If you've ever been to a National Park, Conor Knighton's book Leave Only Footprints - My Acadia-to-Zion Journey Through Every National Park (#911) will bring back fond memories and comparisons of your own visit to his time spent there. If you've never been to even one (!) this entertaining memoir may inspire you to start planning your trips when we all can travel safely again.
As Mr. Knighton points out, there are only fifty nine officially designated National Parks. Most of the more four hundred units which the National Park Service manages are national monuments (like Mount Rushmore) or national battlefields, seashores, preserves, recreational areas and the like. He spent exactly one year roaming the country to visit each and every National Park. But if you're looking for a guidebook to start planning, this is not that book. Instead, he groups the National Parks according to characteristics they have in common to his way of thinking - Trees, Water, Ice - to name a few. And it works wonderfully well. The experiences and anecdotes which make each park memorable to him may bring a chuckle or a tear to the reader's eye, but Knighton makes the parks come alive in a unique way.

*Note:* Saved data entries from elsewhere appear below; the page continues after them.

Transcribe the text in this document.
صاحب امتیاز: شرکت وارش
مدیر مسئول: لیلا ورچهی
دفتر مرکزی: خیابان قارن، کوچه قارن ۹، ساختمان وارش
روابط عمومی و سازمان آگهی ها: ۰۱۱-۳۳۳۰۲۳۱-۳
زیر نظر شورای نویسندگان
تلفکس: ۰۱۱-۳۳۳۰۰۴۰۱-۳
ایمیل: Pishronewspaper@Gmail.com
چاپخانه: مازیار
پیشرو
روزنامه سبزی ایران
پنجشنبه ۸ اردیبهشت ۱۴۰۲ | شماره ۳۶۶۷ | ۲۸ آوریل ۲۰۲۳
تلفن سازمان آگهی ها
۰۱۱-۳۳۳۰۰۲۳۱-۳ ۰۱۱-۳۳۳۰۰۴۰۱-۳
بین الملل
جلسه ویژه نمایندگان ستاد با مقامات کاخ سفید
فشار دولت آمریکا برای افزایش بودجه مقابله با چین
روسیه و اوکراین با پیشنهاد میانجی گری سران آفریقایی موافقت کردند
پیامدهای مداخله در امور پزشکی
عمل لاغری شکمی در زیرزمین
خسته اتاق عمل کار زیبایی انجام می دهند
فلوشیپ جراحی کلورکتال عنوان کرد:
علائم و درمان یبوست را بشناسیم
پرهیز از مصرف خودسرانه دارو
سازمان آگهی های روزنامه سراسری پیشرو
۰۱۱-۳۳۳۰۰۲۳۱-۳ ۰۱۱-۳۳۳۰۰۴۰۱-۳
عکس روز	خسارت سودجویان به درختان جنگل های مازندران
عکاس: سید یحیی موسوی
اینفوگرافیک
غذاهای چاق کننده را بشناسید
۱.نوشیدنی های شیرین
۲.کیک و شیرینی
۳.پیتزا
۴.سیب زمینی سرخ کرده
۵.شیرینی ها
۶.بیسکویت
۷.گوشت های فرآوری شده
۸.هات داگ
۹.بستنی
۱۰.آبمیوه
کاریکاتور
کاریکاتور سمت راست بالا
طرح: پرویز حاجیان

Since some of the parks are so inaccessible, most of us could never duplicate his year of incessant travel, but his book may spur many of us to get off our couches and get out there. If you go, don't forget your National Parks Passport, so you can record your own visits to some of the most awe-inspiring places our country preserves for us to visit. After all, they're OUR parks! Thanks for reminding us, Conor Knighton.